Centella (Centella asiatica L.) erba
Pianta esotica, originaria del Madagascar, molto diffusa anche in India, Cina, Indonesia, Sri Lanka, Australia, Africa meridionale, Hawaii. Cresce in luoghi acquitrinosi, sulle rocce umide. E’ denominata anche erba della tigre. La parte utilizzata è rappresentata dalle foglie fresche o essiccate. I principi attivi, in essa contenuti, sono rappresentati da un olio essenziale, steroli, flavonoidi, poliine, saponine triterpeniche. L’azione principale la svolge in senso cicatrizzante e nel migliorare il trofismo vascolo-connettivale. L’impiego clinico principale è nell’insufficienza venosa, nelle ferite, ulcere, cellulite. Essa stimola la sintesi di collagene, modula la crescita dei fibroblasti evitando una proliferazione eccessiva e quindi rischio di cicatrici ipertrofiche e cheloidi. L’azione trofica viene svolta dalla frazione triterpenica che va a fissare due amminoacidi fondamentali nella struttura del collagene, alanina e prolina. L’importanza dell’alterazione del trofismo vascoloconnettivale nella cellulite e l’azione specifica di questa pianta sul problema stesso ne fa un elemento terapeutico importante.
Angelica cinese (Angelica sinensis Diels.) radici
Erba appartenente alla famiglia delle Apiaceae, molto diffusa anche in Europa. La sinensis, detta anche Danggui, è molto conosciuta e usata nella medicina tradizionale cinese. Il fitocomplesso della pianta è costituito da cumarine, fitosteroli (?-sitostesrolo), polisaccaridi, ferulati e flavonoidi. E’ stato dimostrato inoltre, che un suo principio attivo, denominato angelicina, possiede attività rilassante su diversi tipi di muscolatura liscia ed ha mostrato azione pari a quella della papaverina. Ha effetti analgesici, antinfiammatori, antispasmodici e sedativi. Ha altresì attività antiossidante.

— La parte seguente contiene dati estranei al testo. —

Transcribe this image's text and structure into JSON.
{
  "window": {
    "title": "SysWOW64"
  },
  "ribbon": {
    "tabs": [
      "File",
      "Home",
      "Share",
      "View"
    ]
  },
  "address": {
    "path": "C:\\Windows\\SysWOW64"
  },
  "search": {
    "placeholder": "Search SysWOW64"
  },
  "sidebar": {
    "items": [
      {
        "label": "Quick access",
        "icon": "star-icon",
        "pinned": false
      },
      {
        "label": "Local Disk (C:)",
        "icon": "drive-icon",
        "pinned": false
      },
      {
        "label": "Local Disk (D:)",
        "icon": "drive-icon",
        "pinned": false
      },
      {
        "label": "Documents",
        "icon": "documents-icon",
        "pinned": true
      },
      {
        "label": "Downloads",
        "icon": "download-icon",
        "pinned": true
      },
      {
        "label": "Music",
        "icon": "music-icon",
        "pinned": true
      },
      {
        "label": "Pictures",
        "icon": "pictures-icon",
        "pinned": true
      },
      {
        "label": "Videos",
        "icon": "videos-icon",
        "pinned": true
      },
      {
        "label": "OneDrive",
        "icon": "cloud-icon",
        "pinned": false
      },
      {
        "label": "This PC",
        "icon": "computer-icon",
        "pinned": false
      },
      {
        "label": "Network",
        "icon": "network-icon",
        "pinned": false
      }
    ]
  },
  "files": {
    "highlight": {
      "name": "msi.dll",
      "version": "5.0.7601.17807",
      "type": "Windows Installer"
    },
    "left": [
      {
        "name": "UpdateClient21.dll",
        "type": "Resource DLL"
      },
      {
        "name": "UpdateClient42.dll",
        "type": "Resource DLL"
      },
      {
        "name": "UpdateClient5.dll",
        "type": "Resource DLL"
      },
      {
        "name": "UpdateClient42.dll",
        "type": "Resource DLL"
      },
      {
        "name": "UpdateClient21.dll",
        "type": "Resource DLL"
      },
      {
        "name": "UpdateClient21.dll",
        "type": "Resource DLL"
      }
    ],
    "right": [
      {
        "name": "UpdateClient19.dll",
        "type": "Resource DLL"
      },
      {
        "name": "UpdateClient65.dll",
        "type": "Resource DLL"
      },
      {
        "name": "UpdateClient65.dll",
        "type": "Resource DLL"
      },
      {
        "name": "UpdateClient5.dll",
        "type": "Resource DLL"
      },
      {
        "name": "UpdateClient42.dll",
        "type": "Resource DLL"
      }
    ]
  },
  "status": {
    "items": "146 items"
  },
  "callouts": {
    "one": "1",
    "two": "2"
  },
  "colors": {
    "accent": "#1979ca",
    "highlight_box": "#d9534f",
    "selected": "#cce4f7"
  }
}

Mandarino (Citrus nobilis Lour) pericarpo
Il Mandarino è un frutto dotato di notevoli proprietà terapeutiche. La sua buccia infatti è straordinariamente ricca di limonane, un potente antiossidante in grado di ritardare l’invecchiamento della pelle e di un olio essenziale in grado di calmare l’ansia e combattere insonnia e ritenzione idrica. E’ molto ricco di vitamina C, essenziale per mantenere reattivo e vigile il cervello, il Mandarino è inoltre ricco di fibre, carotene e anche di molte vitamine del gruppo B e vitamina A; contiene anche una cospicua percentuale di ferro, magnesio e acido folico. Alla luce della notevole quantità di fibre in esso presenti, il Mandarino risulta particolarmente indicato per il benessere intestinale. La polpa del Mandarino (ricca di vitamina C), è utile per prevenire le malattie invernali e protegge le mucose e i capillari, la vitamina P, invece, combatte la ritenzione idrica e favorisce la diuresi. Il Mandarino è ricco di calcio, potassio e fibre, indispensabili per le ossa e per la regolazione della pressione arteriosa. Gli scienziati del National Institute of Fruit Tree Science e anche altri studi paralleli sostengono che il Mandarino avrebbe proprietà antitumorali (sembra che bere un bicchiere di succo di mandarino al giorno riduce il rischio di sviluppare il tumore del fegato) e proprietà benefiche sul cuore.